NASHVILLE – A Memphis elementary school teacher known for her creative class projects and personalized approach to instruction was named the 2012-13 Tennessee Teacher of the Year by the Tennessee Department of Education.
Allyson Chick, who teaches second grade and third grade at Richland Elementary School, is the first Memphis teacher in three decades to win the state’s top honor, which was presented during the annual Teacher of the Year banquet Tuesday night in Nashville.
“The Teacher of the Year awards not only allow us to recognize some of the best teachers in the state, but also provide an opportunity to share and learn from their inspired, effective methods of instruction,” said Education Commissioner Kevin Huffman.
Chick connects with students and parents by setting goals together, regularly posting information on a class website and even providing Spanish translation for Hispanic families.

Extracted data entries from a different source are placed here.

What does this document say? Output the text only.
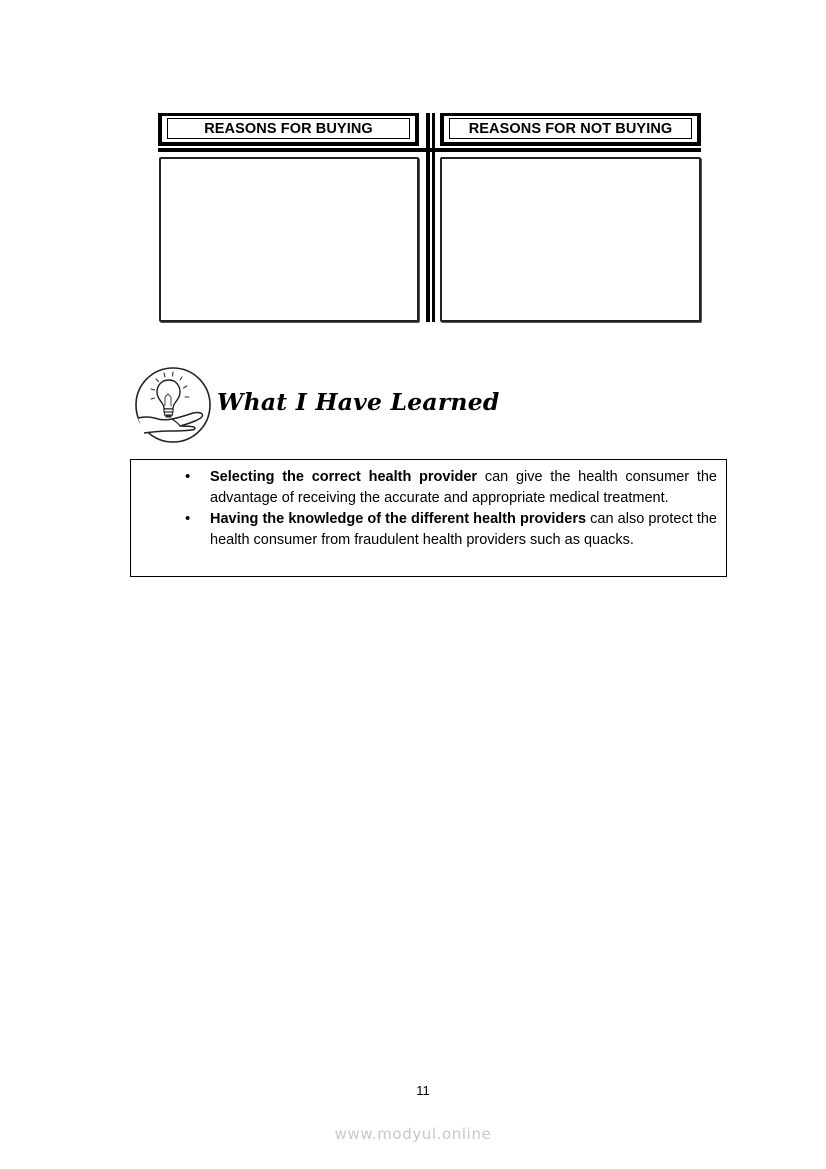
REASONS FOR BUYING	REASONS FOR NOT BUYING
What I Have Learned
• Selecting the correct health provider can give the health consumer the advantage of receiving the accurate and appropriate medical treatment.
• Having the knowledge of the different health providers can also protect the health consumer from fraudulent health providers such as quacks.
11
www.modyul.online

“Allyson has proven to be a dedicated, caring and extraordinarily skilled educator with a single-minded focus on the academic and social/emotional development of all students,” said Richland Elementary Principal Sharon McNary.
During her 11 years teaching in Memphis City Schools, Chick—a National Board Certified Teacher—has served as a Common Core Coach, a Teach Plus Fellow and a leader in various school, district and state-level education organizations.
“Her commitment to education is evident, and her character has been shaped by her exceptional ability and the commitment to serve,” said Dr. Kriner Cash, superintendent of Memphis City Schools. Last year’s Principal of the Year and Milken Educator Award winner both came from Memphis.
During Tuesday’s banquet, the department also recognized finalists who earned Teacher of the Year for each Grand Division. Chick was recognized as Teacher of the Year for the West Grand Division.
Mary Pitner, third-grade teacher at Learning Way Elementary School in Bedford County, was recognized as Teacher of the Year for the Middle Grand Division. Pitner uses her 30 years of experience in the school system to mentor fellow teachers and has become the “go-to person” to help struggling students.
Renda Crowe, theater teacher at William Blount High School in Blount County, was recognized as Teacher of the Year for the East Grand Division. Crowe builds relationships with students and makes her lessons relevant by connecting theater to their lives.
Tennessee’s Teacher of the Year awards and banquet are sponsored by the Niswonger Foundation, a Greenville-based organization that provides cash prizes for each of the nine regional finalists.